What is the result when we are hearers of the word but not doers? We accomplish nothing of enduring spiritual value. Whatever we accomplish without divine guidance is of no more permanence than the reflection of ourselves that we see in a mirror, which lasts only while we stand before it.
What is the result when we are doers as well as hearers? Whatever we do in following divine guidance is of enduring spiritual value. When we act in accordance with His will, God our Father blesses us abundantly.
Why is it necessary to he careful of the words that we speak? Because our words are powerful and establish the outer conditions of our life.

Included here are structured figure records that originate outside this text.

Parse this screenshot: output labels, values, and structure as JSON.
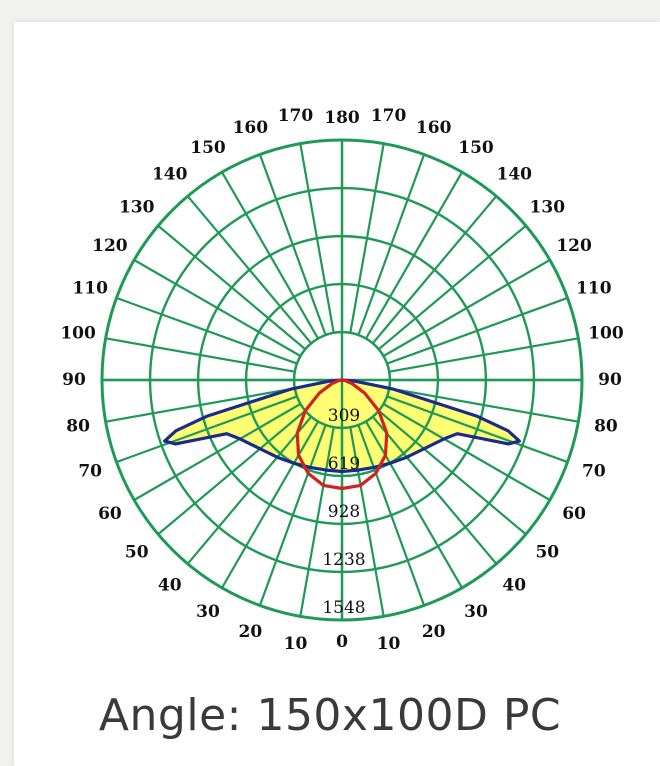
{
  "caption": "Angle: 150x100D  PC",
  "chart_data": {
    "type": "polar",
    "angle_ticks_left": [
      "0",
      "10",
      "20",
      "30",
      "40",
      "50",
      "60",
      "70",
      "80",
      "90",
      "100",
      "110",
      "120",
      "130",
      "140",
      "150",
      "160",
      "170",
      "180"
    ],
    "angle_ticks_right": [
      "10",
      "20",
      "30",
      "40",
      "50",
      "60",
      "70",
      "80",
      "90",
      "100",
      "110",
      "120",
      "130",
      "140",
      "150",
      "160",
      "170"
    ],
    "radial_ticks": [
      "309",
      "619",
      "928",
      "1238",
      "1548"
    ],
    "radial_values": [
      309,
      619,
      928,
      1238,
      1548
    ],
    "rmax": 1548,
    "grid": true,
    "series": [
      {
        "color": "#1b2a8c",
        "fill": "#ffff4d",
        "angles_deg": [
          -90,
          -85,
          -80,
          -75,
          -73,
          -71,
          -69,
          -65,
          -60,
          -50,
          -40,
          -30,
          -20,
          -10,
          0,
          10,
          20,
          30,
          40,
          50,
          60,
          65,
          69,
          71,
          73,
          75,
          80,
          85,
          90
        ],
        "values": [
          0,
          80,
          330,
          900,
          1120,
          1210,
          1150,
          820,
          760,
          690,
          650,
          620,
          600,
          590,
          590,
          590,
          600,
          620,
          650,
          690,
          760,
          820,
          1150,
          1210,
          1120,
          900,
          330,
          80,
          0
        ]
      },
      {
        "color": "#d42020",
        "angles_deg": [
          -90,
          -80,
          -70,
          -60,
          -50,
          -40,
          -30,
          -20,
          -10,
          0,
          10,
          20,
          30,
          40,
          50,
          60,
          70,
          80,
          90
        ],
        "values": [
          0,
          20,
          70,
          170,
          310,
          450,
          560,
          640,
          690,
          700,
          690,
          640,
          560,
          450,
          310,
          170,
          70,
          20,
          0
        ]
      }
    ],
    "colors": {
      "grid": "#1f9a55",
      "fill": "#ffff4d",
      "curve_c0": "#1b2a8c",
      "curve_c90": "#d42020"
    }
  }
}
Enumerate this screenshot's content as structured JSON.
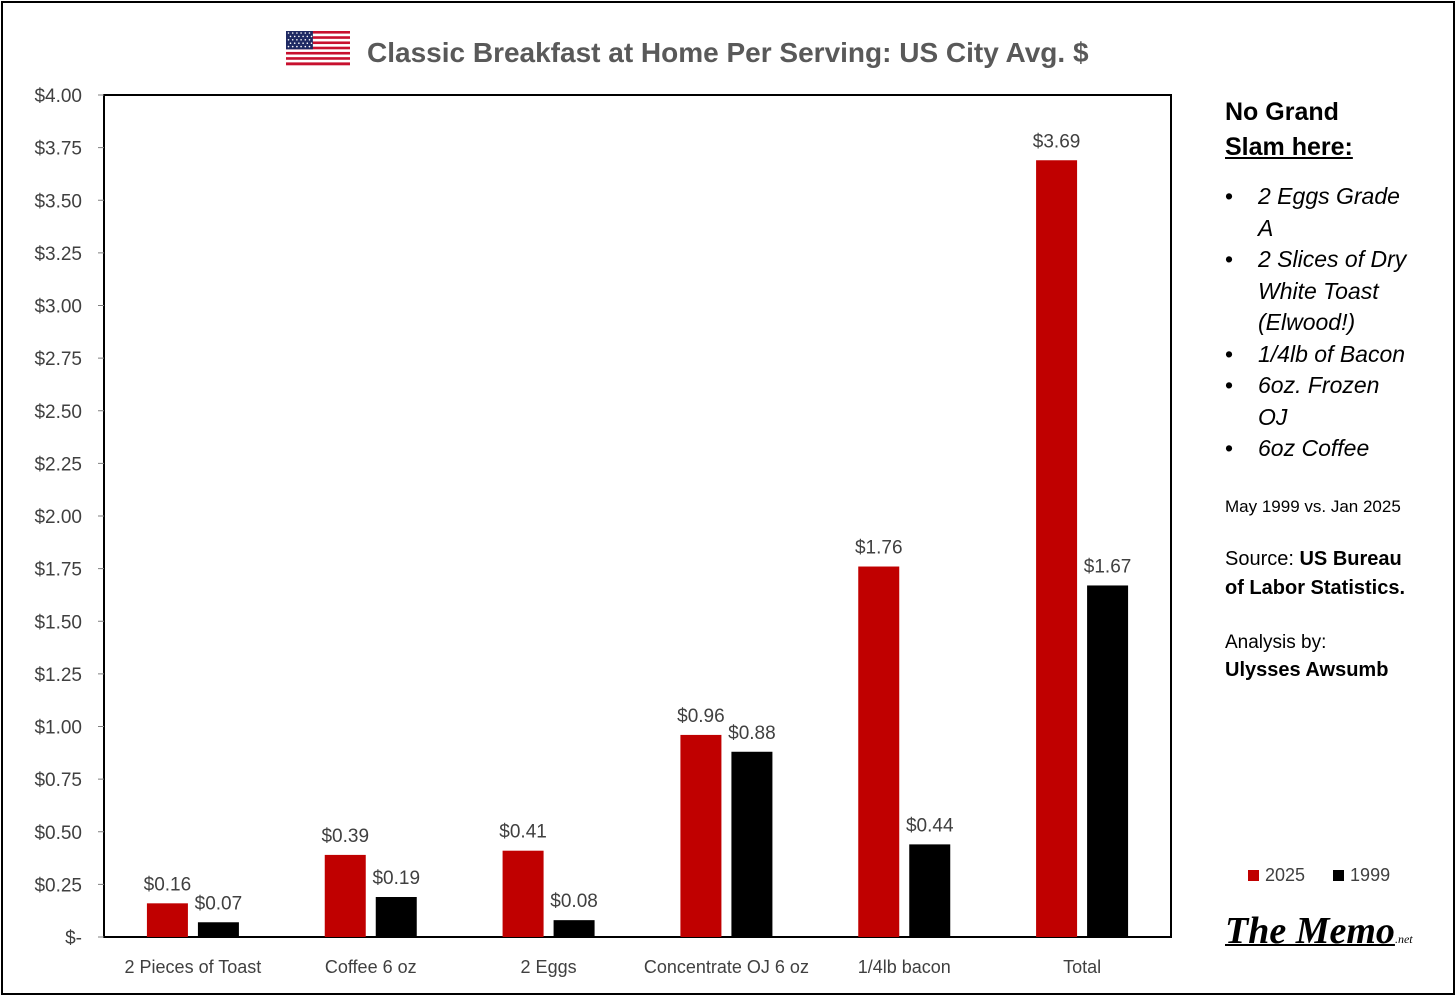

How do we practice Truth, “pure religion and undefiled before our God and Father”? By keeping ourselves free from indulgence in materialistic thoughts and words (“unspotted from the world”) and by expressing true humility and divine love in unselfish service to our fellow men who are seeking greater spiritual understanding of “fatherless and widows in their affliction.”
October 1, 1950: James 1:22,26-27
In what [unreadable]? In our doing. Be ye doers of the word, and not hearers only.”